Case study: Fit as a Fiddle
Fit as a fiddle is a country-wide initiative run by Age UK that championed good mental wellbeing and healthy lifestyles based on the needs of older people locally. Interventions aimed to include BAME communities as well as older individuals with specific disabilities or health risks (e.g. high blood pressure) and those living in deprived areas of the country. Results of the intervention from those responding showed that:
•60% had undertaken physical activity or exercise
•35% had undertaken a healthy eating activity
•2% had completed volunteering or mentoring activity
This example indicates the value of community-based, preventative action, including the role of the voluntary sector, rather than seeing people’s health as being just what the NHS is concerned with.

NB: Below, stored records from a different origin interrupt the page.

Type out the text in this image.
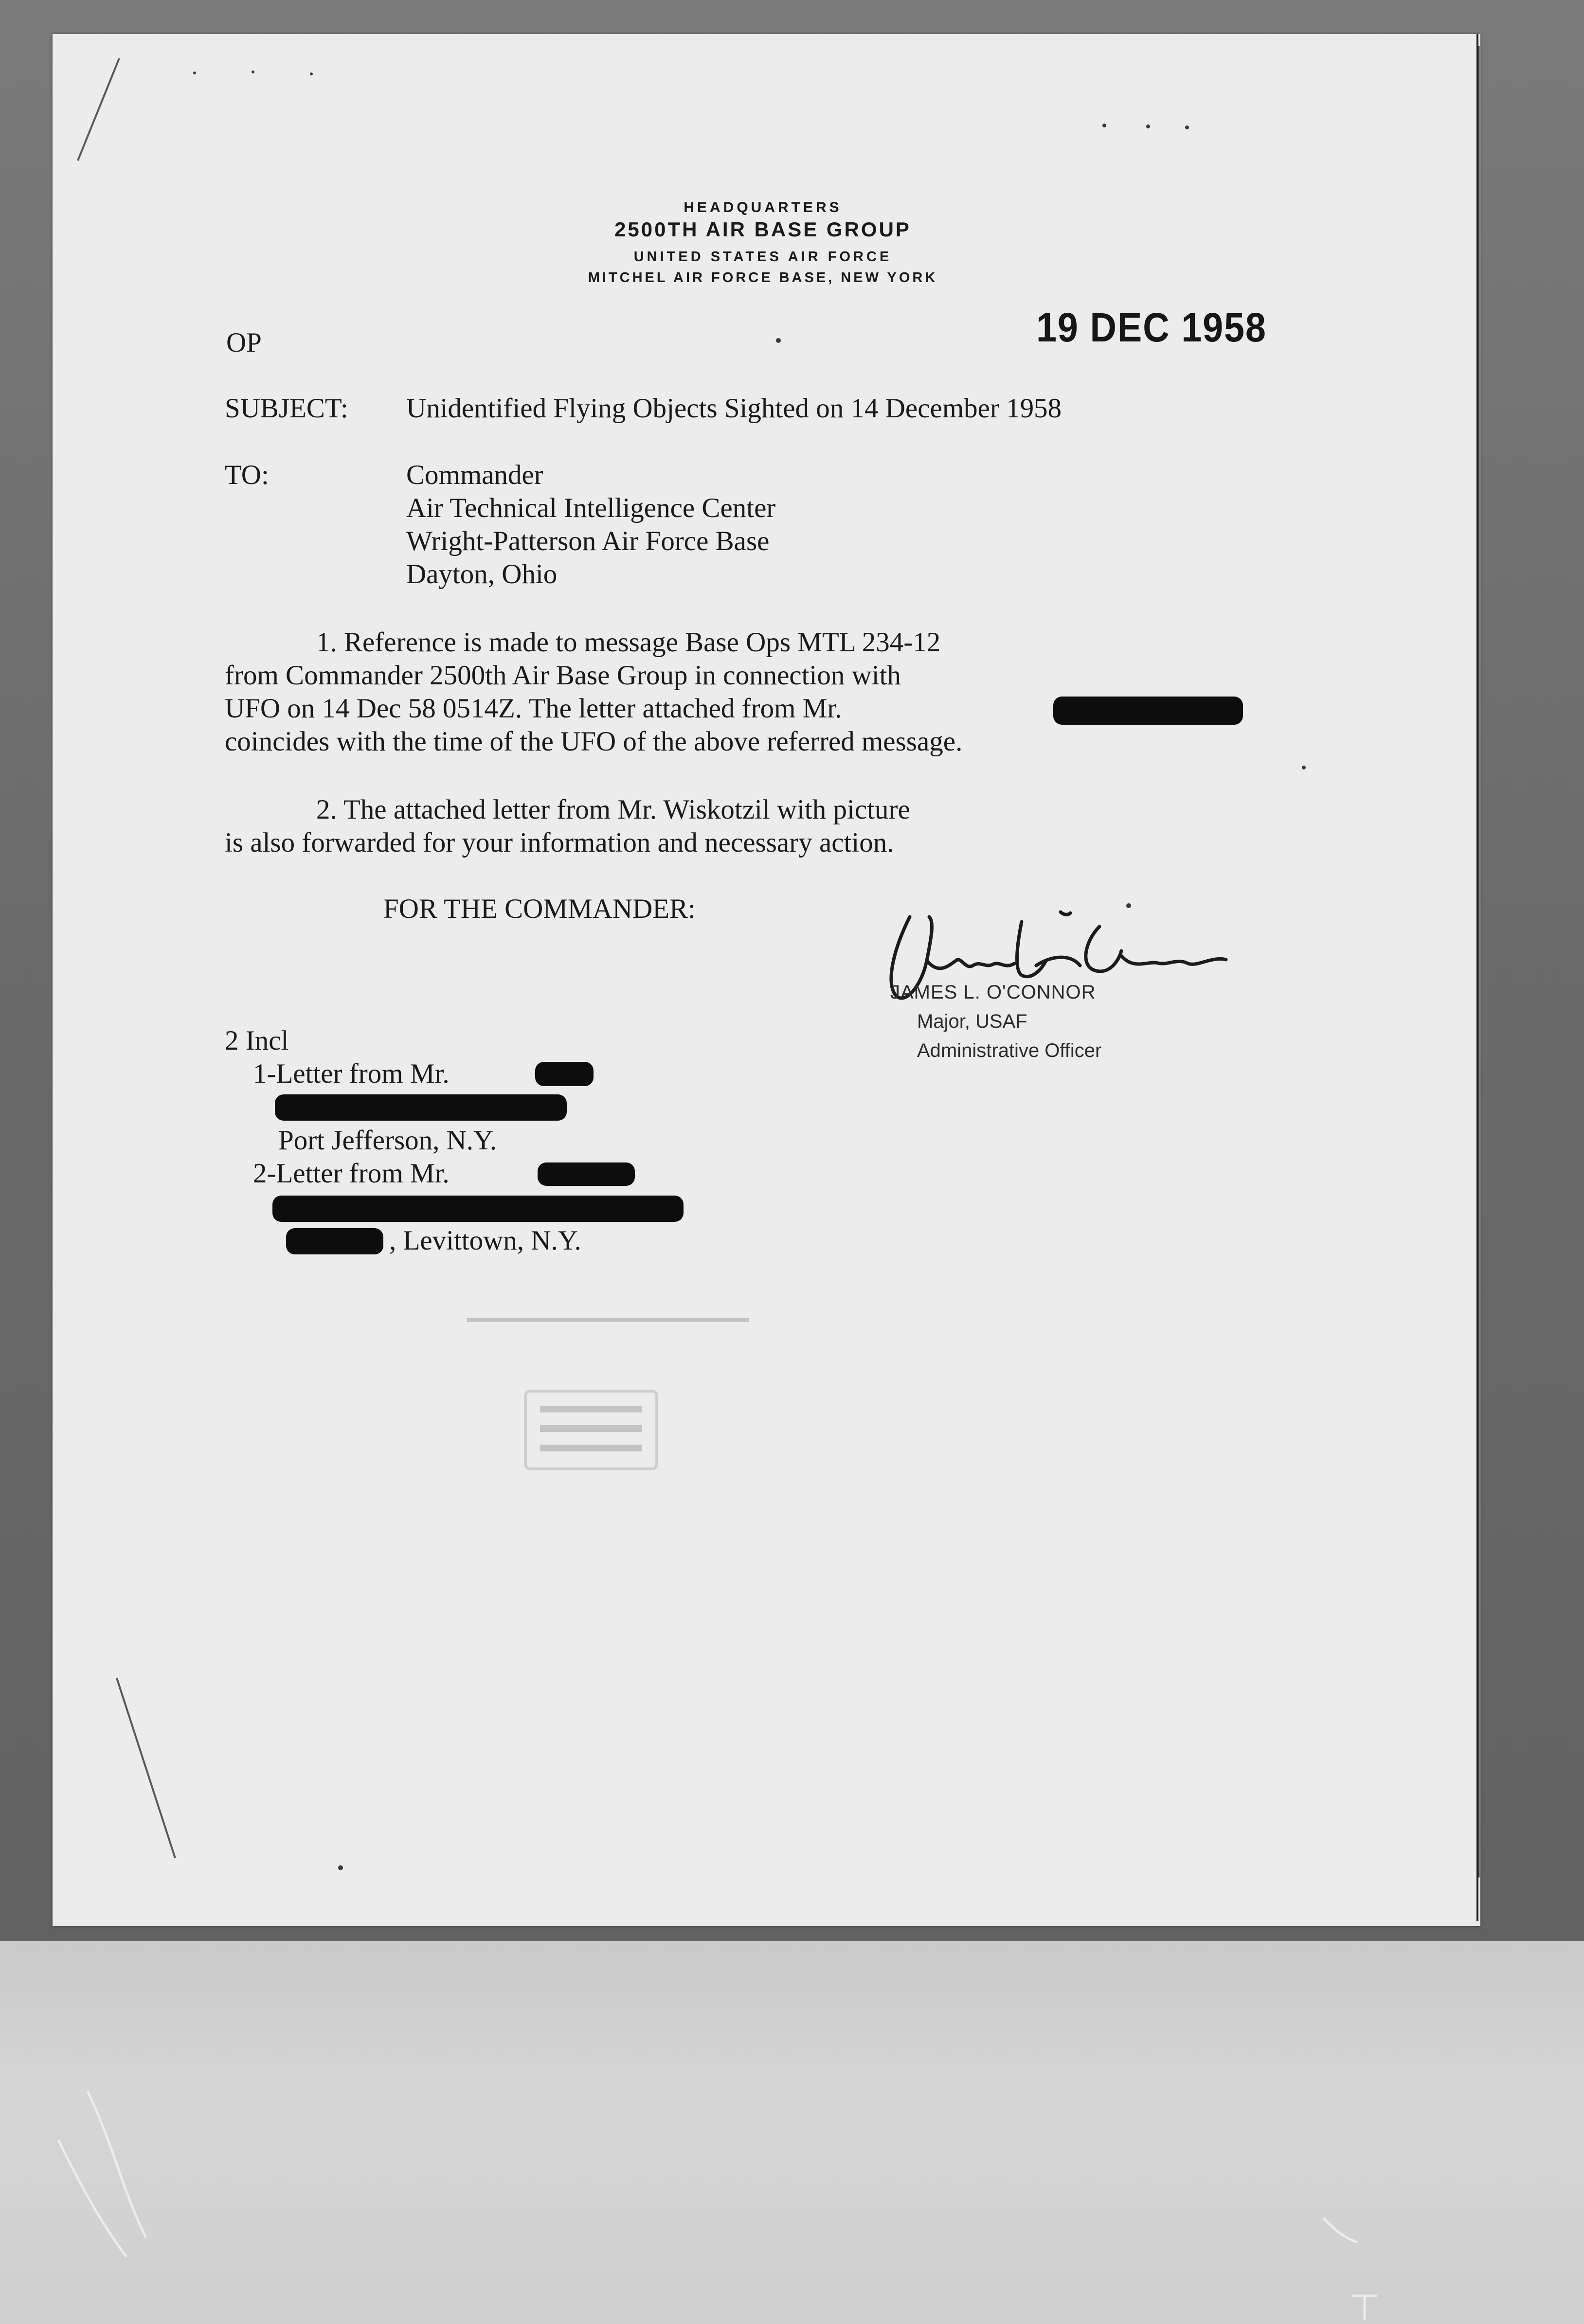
HEADQUARTERS
2500TH AIR BASE GROUP
UNITED STATES AIR FORCE
MITCHEL AIR FORCE BASE, NEW YORK
OP	19 DEC 1958
SUBJECT: Unidentified Flying Objects Sighted on 14 December 1958
TO:	Commander
Air Technical Intelligence Center
Wright-Patterson Air Force Base
Dayton, Ohio
1. Reference is made to message Base Ops MTL 234-12
from Commander 2500th Air Base Group in connection with
UFO on 14 Dec 58 0514Z. The letter attached from Mr.
coincides with the time of the UFO of the above referred message.
2. The attached letter from Mr. Wiskotzil with picture
is also forwarded for your information and necessary action.
FOR THE COMMANDER:
JAMES L. O'CONNOR
Major, USAF
Administrative Officer
2 Incl
1-Letter from Mr.
Port Jefferson, N.Y.
2-Letter from Mr.
, Levittown, N.Y.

As a former Chief Executive of the NHS described in the title of his 2020 book, ‘Health is made at home, hospitals are for repairs.’
This is a point the government has begun to recognize, for instance with its support for social prescribing – where GPs and other health professionals are prescribing different types of mental, physical and social activity, often arranged through local voluntary organisations or community groups, rather than relying purely on medication.
The importance of integrating care for physical and mental health
The potential inter relationship between mental and physical health suggests the value of a holistic approach, rather than considering each in isolation. This will be an important contribution to encouraging health throughout people's lives and enabling healthy ageing. For example:
- More focus is needed on preventing childhood adversity for those most at risk and encouraging children's education and cognitive development, to enhance both physical and mental health outcomes across the lifespan.
- More broadly, close partnership between health and education providers, local authorities, voluntary organisations and (where feasible) businesses will help address the social determinants of health, not least for those most at risk of both severe mental and physical illnesses.
- Where people have long term physical health conditions the increased risk of mental health problems should be taken into account when providing treatment and support.
- Conversely, where people have long term mental illness, their treatment and support should ensure that the increased physical health risks are not ignored and that physical health symptoms are taken seriously and not simply attributed to their mental illness.